Justin's Diary Today
Sampai tengah malam. Dan aku masih menunggu di luar dengan pandangan kosong. Aku melihat kedua orangtua Mandy yang mondar-mandir dan saling berpelukan. Pemandangan yang sama, dulu, ketika Leslie meninggal. Mom menangis dalam pelukan Dad. Sampai hari pemakamannya tiba. Sedang aku hanya memandangi gundukan tanah yang masih baru tersebut bersama Katy yang memelukku, mengatakan tidak apa-apa karena aku masih memilikinya.
Augustus membawa Tatia yang masih menangis tersedu-sedu pergi. Melewatiku, dia memberi kode untuk tetap di sana sedangkan dia harus menenangkan istrinya yang masih syok mendengar kabar ini. Aku hanya mengamati mereka sampai menghilang di balik tembok, duduk di ruang tunggu sendirian.
Menghembuskan napas berat, aku menundukkan kepalaku, memandangi petak lantai keramik di bawah sana. Pikiranku kacau, seperti ada yang masuk ke dalam kepalaku dan mengacaukan kabel-kabel otakku. Aku tak dapat berpikir jernih. Rasanya ingin kutinju apapun di sekitarku.
"Justin."
Kepalaku tersentak menengadah ke atas mendengar sapaan seseorang. Di samping, kulihat George yang berdiri dengan pandangan menyesalnya. Dia menghela napas pendek, duduk di sebelahku tanpa permisi.
"Aku melihatmu di kapel tadi. Aku ingin menghampirimu, tapi... tampaknya kau sangat khusyuk berdoa," lanjutnya.
"Aku merasakan kehadiranmu," balasku pendek. Seperti sebelum ini, aku tahu dia akan datang kemari dan menengok keadaannya. Sebab satu-satunya orang asing yang kuhubungi perihal kecelakaan Mandy adalah dia. "Kau tahu dia membenciku untuk sekarang." Aku memainkan jari-jari tanganku yang terpangku. "Dan aku bisa membayangkan bagaimana keadaannya jika dia tidak bersamaku.

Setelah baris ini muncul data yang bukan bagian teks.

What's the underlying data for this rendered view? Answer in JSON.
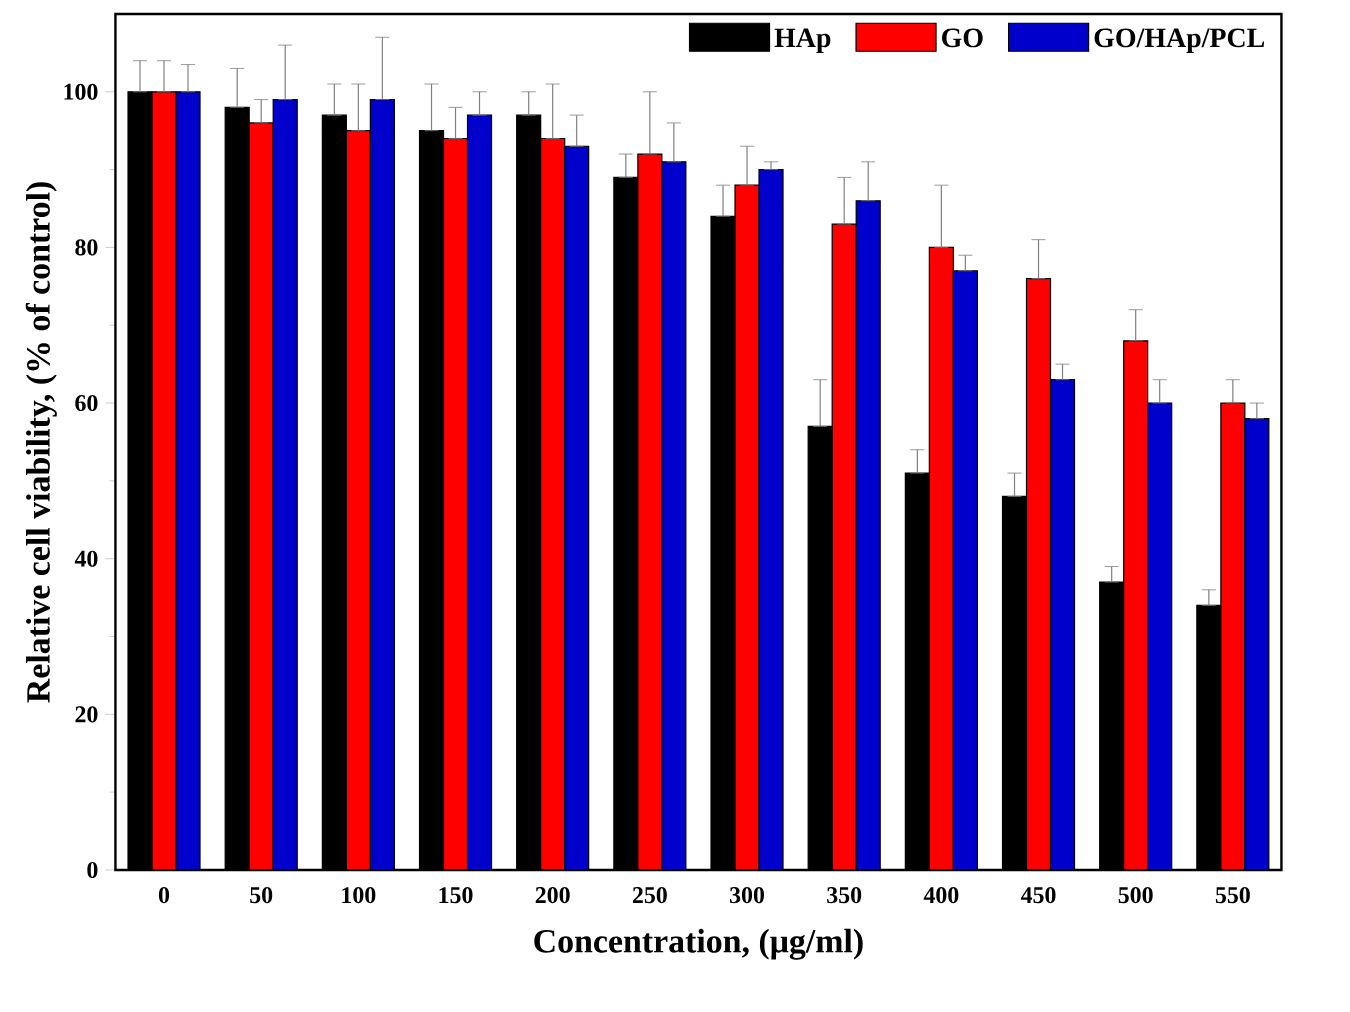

Rebekah tidak akan mencoba mencelakakannya jika aku tidak membela Mandy darinya dengan mempermalukan jalang itu. Mandy juga tidak akan terperosok ke danau jika tidak menghindariku setelah kedatangan Alison. Dia akan bahagia jika tidak bersamaku." Kuhela napas panjang. Pada akhirnya, aku menoleh ke samping, berpandangan dengannya. "Mungkin jika Tuhan memberikan keselamatan padanya dan menolak menerima minta maafku... pastikan dia aman dan bahagia denganmu." Aku mengatakan itu dengan sungguh-sungguh. Sebab yang kuutamakan adalah kebahagiaannya. Walaupun bukan aku sumber bahagianya. "And be a good father to my child."
Seolah ada yang salah dengan kalimatku, dia tertawa pendek. Ditepuknya pundakku berkali-kali, seperti seorang teman lama yang cukup akrab.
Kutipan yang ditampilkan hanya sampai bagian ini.